If you are considering bankruptcy, foreclosure may also be an option to look at. Both bankruptcy and foreclosure can provide you with some relief from your financial problems. However, they both will provide you with some negative consequences as well. Here are a few differences between bankruptcy and foreclosure.


Bankruptcy is a process that you elect to go through with the court system. With bankruptcy, you will file the necessary paperwork and have the court help you relieve many of your debts. With this process, you will typically get to keep your home, but any other assets might be fair game. The bankruptcy trustee will try to take as many of your personal assets as possible in order to repay your creditors. Therefore, if you can afford your mortgage but are having problems keeping up with other payments, this may be your best option to go with.


Foreclosure is a process that occurs when you get behind on your mortgage payments. Once you become delinquent on your payments, your mortgage holder may decide to go through the foreclosure process. They will notify you that you are in default, and your home will be foreclosed upon within a certain period of time if you do not make up your missed payments and cover fees accrued as a result of the delinquent payments. As a result of the foreclosure process, you will lose your home, but you can keep any of your other possessions.
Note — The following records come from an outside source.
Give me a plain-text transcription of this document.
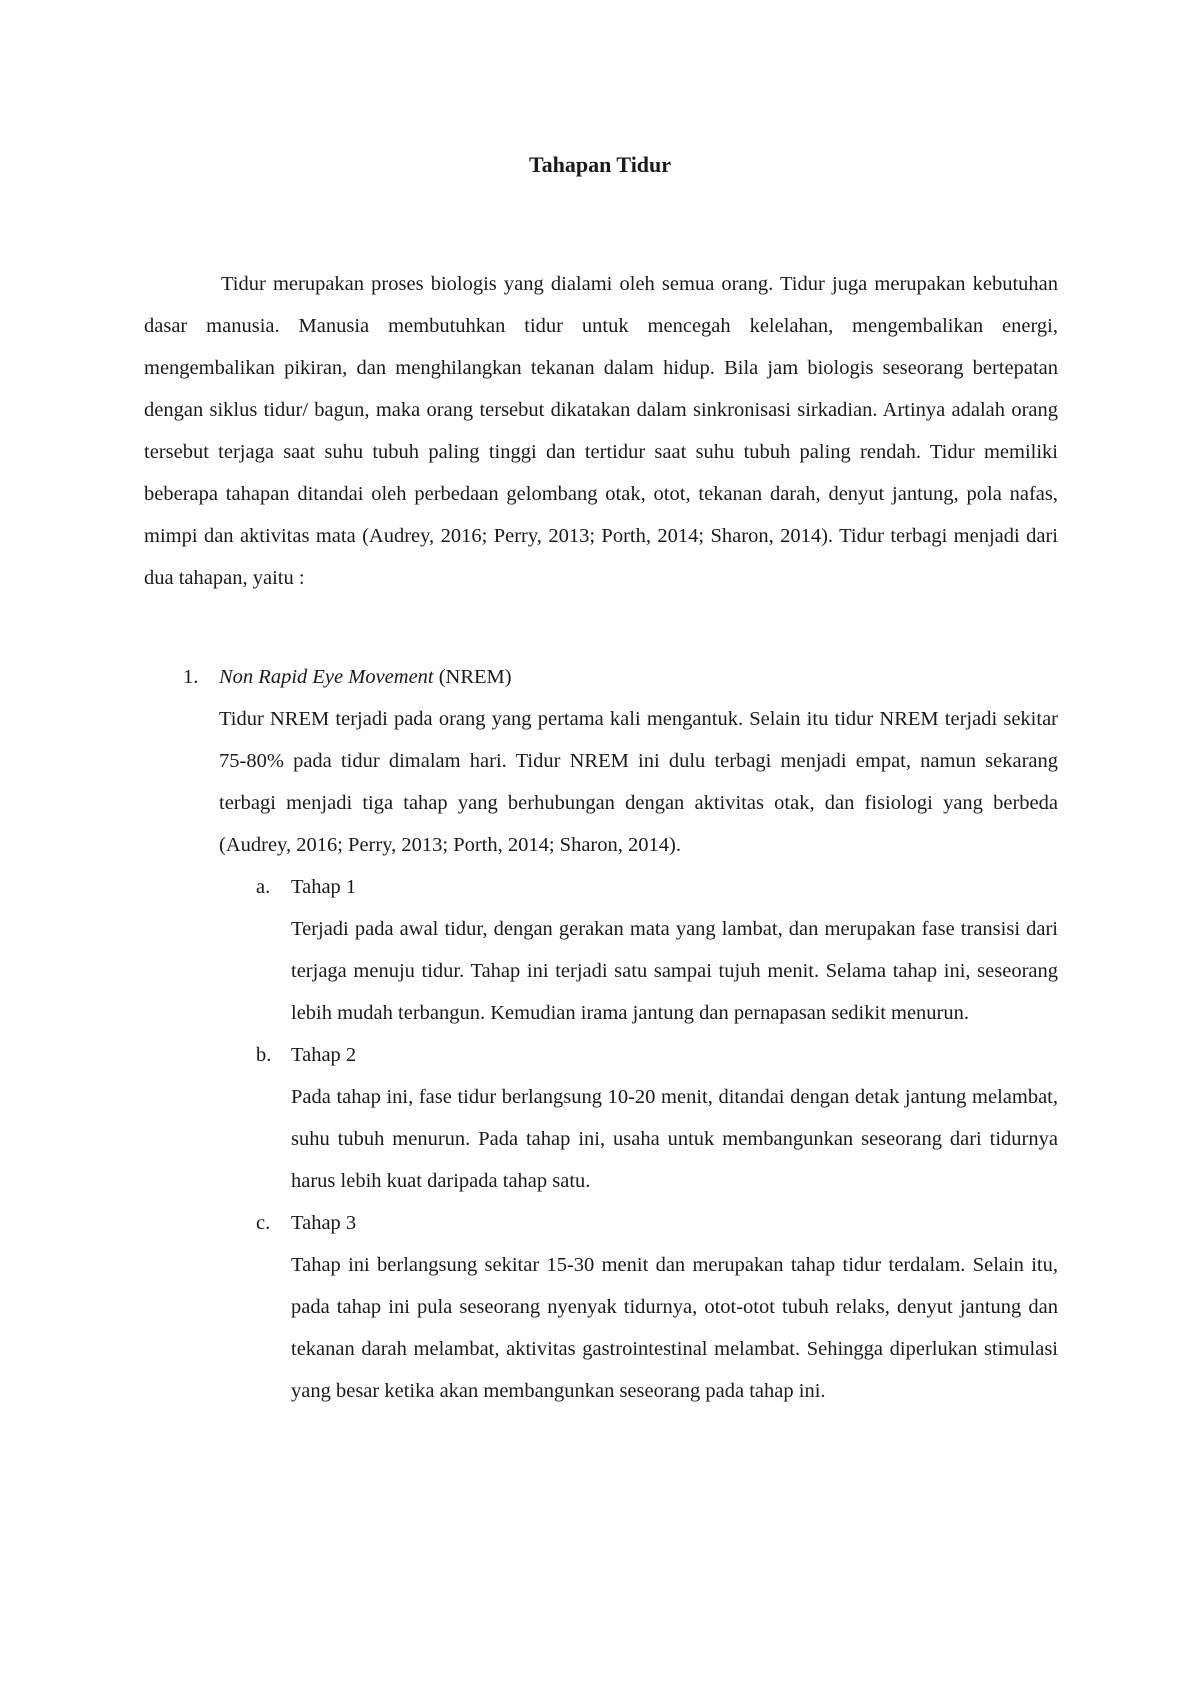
Tahapan Tidur

Tidur merupakan proses biologis yang dialami oleh semua orang. Tidur juga merupakan kebutuhan dasar manusia. Manusia membutuhkan tidur untuk mencegah kelelahan, mengembalikan energi, mengembalikan pikiran, dan menghilangkan tekanan dalam hidup. Bila jam biologis seseorang bertepatan dengan siklus tidur/ bagun, maka orang tersebut dikatakan dalam sinkronisasi sirkadian. Artinya adalah orang tersebut terjaga saat suhu tubuh paling tinggi dan tertidur saat suhu tubuh paling rendah. Tidur memiliki beberapa tahapan ditandai oleh perbedaan gelombang otak, otot, tekanan darah, denyut jantung, pola nafas, mimpi dan aktivitas mata (Audrey, 2016; Perry, 2013; Porth, 2014; Sharon, 2014). Tidur terbagi menjadi dari dua tahapan, yaitu :

1. Non Rapid Eye Movement (NREM)

Tidur NREM terjadi pada orang yang pertama kali mengantuk. Selain itu tidur NREM terjadi sekitar 75-80% pada tidur dimalam hari. Tidur NREM ini dulu terbagi menjadi empat, namun sekarang terbagi menjadi tiga tahap yang berhubungan dengan aktivitas otak, dan fisiologi yang berbeda (Audrey, 2016; Perry, 2013; Porth, 2014; Sharon, 2014).

a. Tahap 1

Terjadi pada awal tidur, dengan gerakan mata yang lambat, dan merupakan fase transisi dari terjaga menuju tidur. Tahap ini terjadi satu sampai tujuh menit. Selama tahap ini, seseorang lebih mudah terbangun. Kemudian irama jantung dan pernapasan sedikit menurun.

b. Tahap 2

Pada tahap ini, fase tidur berlangsung 10-20 menit, ditandai dengan detak jantung melambat, suhu tubuh menurun. Pada tahap ini, usaha untuk membangunkan seseorang dari tidurnya harus lebih kuat daripada tahap satu.

c. Tahap 3

Tahap ini berlangsung sekitar 15-30 menit dan merupakan tahap tidur terdalam. Selain itu, pada tahap ini pula seseorang nyenyak tidurnya, otot-otot tubuh relaks, denyut jantung dan tekanan darah melambat, aktivitas gastrointestinal melambat. Sehingga diperlukan stimulasi yang besar ketika akan membangunkan seseorang pada tahap ini.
Therefore, if the main source of your problems is the size of your mortgage payment, this may be your best option.

Credit Impact

According to most credit experts, a foreclosure is going to be much more damaging to your credit profile than a bankruptcy would. In fact, many of them say that a foreclosure will do twice as much damage as a bankruptcy does to your credit score. Therefore, if you are considering your future ability to make purchases on credit, bankruptcy might be the better choice.

When you file bankruptcy, it is going to stay on your credit report for 10 years. By comparison, a foreclosure will stay on your credit report for 7 years. Therefore, both options are going to remain a problem for you for the foreseeable future when it comes to making large purchases again.

Buying a House

If you plan on purchasing another home at some point in the future, you should try to avoid foreclosure at all costs. Home lenders are going to look at a foreclosure much more negatively than they would a bankruptcy. Many times, a foreclosure will involve much more lost money for a creditor than a bankruptcy would. Therefore, a home mortgage lender is going to see many more potential financial problems with someone that has been through the foreclosure process.

Choosing Between Them

Before you decide which option to choose, you will need to evaluate several personal factors. If buying a house is important to you, you should probably lean towards bankruptcy. However, if you just want to eliminate a large payment and you do not care about future large purchases, foreclosure is an option for you.